Colonel Effingham's Raid by Berry Fleming

Colonel Effingham's Raid by Berry Fleming

Author:Berry Fleming
Language: eng
Format: epub
ISBN: 9781453293980
Publisher: The Permanent Press


CHAPTER VI

1

Obviously the setup for foul play in the major’s visit was practically perfect, and Mr. Hoats’s nose for news was in hardly any respect keener than his nose for foul play; he had about as much faith in the over-all good intentions of humanity as a breathless fox. We didn’t carry any build-up on Major Hickock’s coming to Fredericksville, of course, but when he got there I was detailed to accompany him and the colonel on their tour of the building, partly as a reporter but also just to make sure they didn’t go in a huddle and fling us a fast one.

And furthermore I was to be prepared, in case the major was lukewarm in his belief that the building could be repaired, to do half a column for Page Two on his failure to indorse the colonel’s scheme.—Of course if the major agreed with the local contractors and declared it was impossible, I was going to Page One with a by-line.

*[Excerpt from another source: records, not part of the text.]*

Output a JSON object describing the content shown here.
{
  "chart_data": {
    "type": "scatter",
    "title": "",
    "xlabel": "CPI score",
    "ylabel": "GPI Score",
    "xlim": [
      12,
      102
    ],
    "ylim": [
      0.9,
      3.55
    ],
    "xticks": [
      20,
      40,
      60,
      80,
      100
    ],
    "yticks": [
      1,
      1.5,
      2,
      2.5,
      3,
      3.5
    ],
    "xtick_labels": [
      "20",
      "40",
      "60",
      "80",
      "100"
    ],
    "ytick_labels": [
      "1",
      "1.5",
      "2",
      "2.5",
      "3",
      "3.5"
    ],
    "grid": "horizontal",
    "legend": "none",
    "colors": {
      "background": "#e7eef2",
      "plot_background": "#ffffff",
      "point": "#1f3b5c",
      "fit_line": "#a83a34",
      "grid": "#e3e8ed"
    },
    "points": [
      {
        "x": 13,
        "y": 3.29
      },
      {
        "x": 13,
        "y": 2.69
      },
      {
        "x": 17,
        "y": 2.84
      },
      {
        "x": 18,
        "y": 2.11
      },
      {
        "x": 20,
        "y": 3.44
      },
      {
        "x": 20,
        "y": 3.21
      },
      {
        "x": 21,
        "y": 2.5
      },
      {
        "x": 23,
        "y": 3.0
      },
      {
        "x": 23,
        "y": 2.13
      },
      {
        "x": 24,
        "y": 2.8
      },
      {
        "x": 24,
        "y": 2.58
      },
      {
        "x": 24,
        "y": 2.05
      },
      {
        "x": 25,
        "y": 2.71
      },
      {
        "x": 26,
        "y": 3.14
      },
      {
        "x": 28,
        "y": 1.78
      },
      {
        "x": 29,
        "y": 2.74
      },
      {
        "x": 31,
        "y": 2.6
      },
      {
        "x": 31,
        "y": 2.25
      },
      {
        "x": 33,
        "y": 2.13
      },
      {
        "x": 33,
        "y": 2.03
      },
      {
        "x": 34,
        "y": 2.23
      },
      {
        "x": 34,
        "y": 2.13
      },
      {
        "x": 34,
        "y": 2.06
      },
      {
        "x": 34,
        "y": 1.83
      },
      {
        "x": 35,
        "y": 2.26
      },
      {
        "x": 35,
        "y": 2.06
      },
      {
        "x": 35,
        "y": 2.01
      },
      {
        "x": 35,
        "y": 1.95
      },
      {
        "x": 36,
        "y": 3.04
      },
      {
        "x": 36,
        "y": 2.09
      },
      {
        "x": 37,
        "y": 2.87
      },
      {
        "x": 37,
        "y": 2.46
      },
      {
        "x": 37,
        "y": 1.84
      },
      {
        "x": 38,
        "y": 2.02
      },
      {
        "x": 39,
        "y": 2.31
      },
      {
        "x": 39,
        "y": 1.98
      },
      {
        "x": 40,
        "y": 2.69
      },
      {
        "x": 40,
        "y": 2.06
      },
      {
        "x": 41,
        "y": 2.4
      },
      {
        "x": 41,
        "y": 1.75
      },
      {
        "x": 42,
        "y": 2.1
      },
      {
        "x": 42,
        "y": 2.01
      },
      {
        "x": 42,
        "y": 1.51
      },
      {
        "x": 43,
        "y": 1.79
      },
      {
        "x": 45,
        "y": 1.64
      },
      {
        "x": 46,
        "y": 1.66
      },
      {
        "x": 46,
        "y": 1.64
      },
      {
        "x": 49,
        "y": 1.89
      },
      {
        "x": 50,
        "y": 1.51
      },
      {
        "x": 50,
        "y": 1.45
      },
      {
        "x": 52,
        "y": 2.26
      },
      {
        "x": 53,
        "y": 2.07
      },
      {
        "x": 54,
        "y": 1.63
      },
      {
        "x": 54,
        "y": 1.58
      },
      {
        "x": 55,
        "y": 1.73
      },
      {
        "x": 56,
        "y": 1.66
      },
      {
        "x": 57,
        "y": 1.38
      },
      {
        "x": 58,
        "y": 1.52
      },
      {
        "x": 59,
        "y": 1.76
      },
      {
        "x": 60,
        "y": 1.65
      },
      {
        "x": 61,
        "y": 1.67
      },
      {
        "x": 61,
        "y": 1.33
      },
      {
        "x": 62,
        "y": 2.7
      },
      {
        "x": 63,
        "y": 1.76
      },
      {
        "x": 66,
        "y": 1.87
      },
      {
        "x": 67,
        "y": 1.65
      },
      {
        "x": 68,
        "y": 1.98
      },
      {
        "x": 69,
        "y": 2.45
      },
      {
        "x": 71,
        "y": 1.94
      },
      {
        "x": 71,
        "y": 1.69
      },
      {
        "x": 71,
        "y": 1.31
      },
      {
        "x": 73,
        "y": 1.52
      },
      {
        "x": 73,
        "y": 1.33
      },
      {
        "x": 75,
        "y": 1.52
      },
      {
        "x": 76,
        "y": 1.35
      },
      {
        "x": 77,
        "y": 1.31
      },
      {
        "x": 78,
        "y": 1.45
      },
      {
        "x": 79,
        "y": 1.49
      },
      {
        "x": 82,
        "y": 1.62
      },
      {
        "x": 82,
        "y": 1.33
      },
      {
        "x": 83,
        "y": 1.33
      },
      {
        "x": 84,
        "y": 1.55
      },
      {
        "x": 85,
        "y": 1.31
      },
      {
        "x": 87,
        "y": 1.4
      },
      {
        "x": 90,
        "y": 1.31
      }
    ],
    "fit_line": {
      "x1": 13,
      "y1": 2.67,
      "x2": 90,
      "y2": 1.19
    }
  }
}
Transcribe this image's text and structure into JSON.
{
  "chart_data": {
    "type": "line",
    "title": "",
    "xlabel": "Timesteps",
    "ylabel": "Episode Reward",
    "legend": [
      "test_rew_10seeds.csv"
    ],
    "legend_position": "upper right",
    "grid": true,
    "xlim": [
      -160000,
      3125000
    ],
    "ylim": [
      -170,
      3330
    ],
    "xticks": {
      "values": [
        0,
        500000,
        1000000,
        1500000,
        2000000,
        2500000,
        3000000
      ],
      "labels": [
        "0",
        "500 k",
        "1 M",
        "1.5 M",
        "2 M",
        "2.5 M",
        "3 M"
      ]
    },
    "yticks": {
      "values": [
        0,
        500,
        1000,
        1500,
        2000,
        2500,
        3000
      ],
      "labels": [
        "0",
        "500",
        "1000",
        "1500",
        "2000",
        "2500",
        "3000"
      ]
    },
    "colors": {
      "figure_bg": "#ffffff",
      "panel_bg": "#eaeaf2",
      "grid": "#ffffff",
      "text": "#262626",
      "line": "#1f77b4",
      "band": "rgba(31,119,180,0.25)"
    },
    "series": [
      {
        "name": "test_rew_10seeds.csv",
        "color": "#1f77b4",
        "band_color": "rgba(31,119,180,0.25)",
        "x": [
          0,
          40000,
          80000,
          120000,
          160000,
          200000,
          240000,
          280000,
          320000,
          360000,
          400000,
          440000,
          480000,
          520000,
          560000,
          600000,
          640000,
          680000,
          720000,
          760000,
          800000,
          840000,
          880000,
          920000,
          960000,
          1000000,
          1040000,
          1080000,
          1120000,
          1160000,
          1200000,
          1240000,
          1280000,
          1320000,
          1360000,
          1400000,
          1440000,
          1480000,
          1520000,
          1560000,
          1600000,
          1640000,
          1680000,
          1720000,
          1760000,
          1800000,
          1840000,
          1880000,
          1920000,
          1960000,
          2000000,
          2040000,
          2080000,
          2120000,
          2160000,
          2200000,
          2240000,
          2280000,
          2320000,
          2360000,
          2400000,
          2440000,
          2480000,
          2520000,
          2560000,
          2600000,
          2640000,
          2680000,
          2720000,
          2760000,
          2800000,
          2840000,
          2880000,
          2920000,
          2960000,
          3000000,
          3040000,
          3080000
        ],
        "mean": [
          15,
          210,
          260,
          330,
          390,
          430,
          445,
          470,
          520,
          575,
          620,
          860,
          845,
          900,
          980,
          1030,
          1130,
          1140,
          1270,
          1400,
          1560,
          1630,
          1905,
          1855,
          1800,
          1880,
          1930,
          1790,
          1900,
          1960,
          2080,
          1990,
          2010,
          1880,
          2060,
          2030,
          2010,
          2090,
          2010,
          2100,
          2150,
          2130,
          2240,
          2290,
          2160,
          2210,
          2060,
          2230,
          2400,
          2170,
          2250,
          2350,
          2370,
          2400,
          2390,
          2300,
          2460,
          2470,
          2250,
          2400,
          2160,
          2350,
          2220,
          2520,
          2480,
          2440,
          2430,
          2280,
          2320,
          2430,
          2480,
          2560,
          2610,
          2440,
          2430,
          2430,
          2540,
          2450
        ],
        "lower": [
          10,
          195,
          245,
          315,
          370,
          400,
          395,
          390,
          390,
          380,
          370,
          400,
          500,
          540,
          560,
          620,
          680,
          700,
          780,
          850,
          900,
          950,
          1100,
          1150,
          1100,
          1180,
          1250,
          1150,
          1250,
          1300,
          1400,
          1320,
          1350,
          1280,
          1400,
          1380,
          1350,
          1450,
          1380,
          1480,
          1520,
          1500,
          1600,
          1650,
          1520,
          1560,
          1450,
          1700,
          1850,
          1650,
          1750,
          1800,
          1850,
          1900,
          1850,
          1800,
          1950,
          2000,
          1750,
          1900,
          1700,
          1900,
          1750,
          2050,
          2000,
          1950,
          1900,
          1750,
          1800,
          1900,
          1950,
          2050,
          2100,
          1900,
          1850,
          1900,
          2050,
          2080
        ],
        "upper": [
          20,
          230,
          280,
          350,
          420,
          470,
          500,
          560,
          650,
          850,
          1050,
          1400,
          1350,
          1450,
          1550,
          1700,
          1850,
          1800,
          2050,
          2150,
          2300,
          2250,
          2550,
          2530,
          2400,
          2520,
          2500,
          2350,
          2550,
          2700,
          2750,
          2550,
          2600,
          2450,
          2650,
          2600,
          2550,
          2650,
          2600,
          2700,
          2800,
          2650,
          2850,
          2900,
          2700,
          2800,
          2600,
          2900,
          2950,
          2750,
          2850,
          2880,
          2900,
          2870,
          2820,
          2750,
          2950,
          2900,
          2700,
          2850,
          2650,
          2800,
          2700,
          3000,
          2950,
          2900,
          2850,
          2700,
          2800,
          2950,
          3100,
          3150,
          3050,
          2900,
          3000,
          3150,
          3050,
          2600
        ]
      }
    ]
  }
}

I met them in the basement just after they arrived, the major with his hands and pockets full of such things as a yardstick, a metal tape, a hammer, a steel square, a cold chisel, and a flashlight; the colonel was talking to Joe, the janitor, and incidentally transferring to him the greater part of the equipment.

The major was a stocky little man with a large head, his stiff white hair clipped in a military cut; his knee joints may not have been quite so elastic as at Miraflores, but the upper part of his body was erect and tight. He shook my hand with the tolerant grip of a broadminded warrior for a civilian, not saying anything but pausing courteously for a moment in his professional tapping of an interior wall with the butt of the cold chisel.

“Now, Joe,” said Cousin Willy, “we want to see the courthouse, all the courthouse. I understand there have been cuts made in the floor and ceiling at sundry places.”

Joe said there had been.

“Well, we want to see them, all of them.”

The major was already round a corner, going at the building as if he were on a treasure hunt: “Main bearing walls all masonry,” he flung back in a monotone, not seeming to care whether anybody heard him or not. “Plaster weak in spots.”

Joe led us down the hall and pried up a rectangle that had been sawed out of the floor. The major creaked down on his knees and turned the flashlight inside; he opened his pocketknife and jabbed at some of the joists.

“Termites?” said Cousin Willy.

“Certainly not in any force,” said the major.

I stuck my head into the opening. I didn’t know anything about termites but I thought a decent interest might restrain any tendency in the major to exaggeration; it looked to me as if my chances of Page One might be fast getting ready to disappear.

Cousin Willy got down on his hands too. The whole arrangement, from a distance, no doubt looked deceptively like an informal game of dice; I don’t mean to say that was why Councilman Wishum joined us.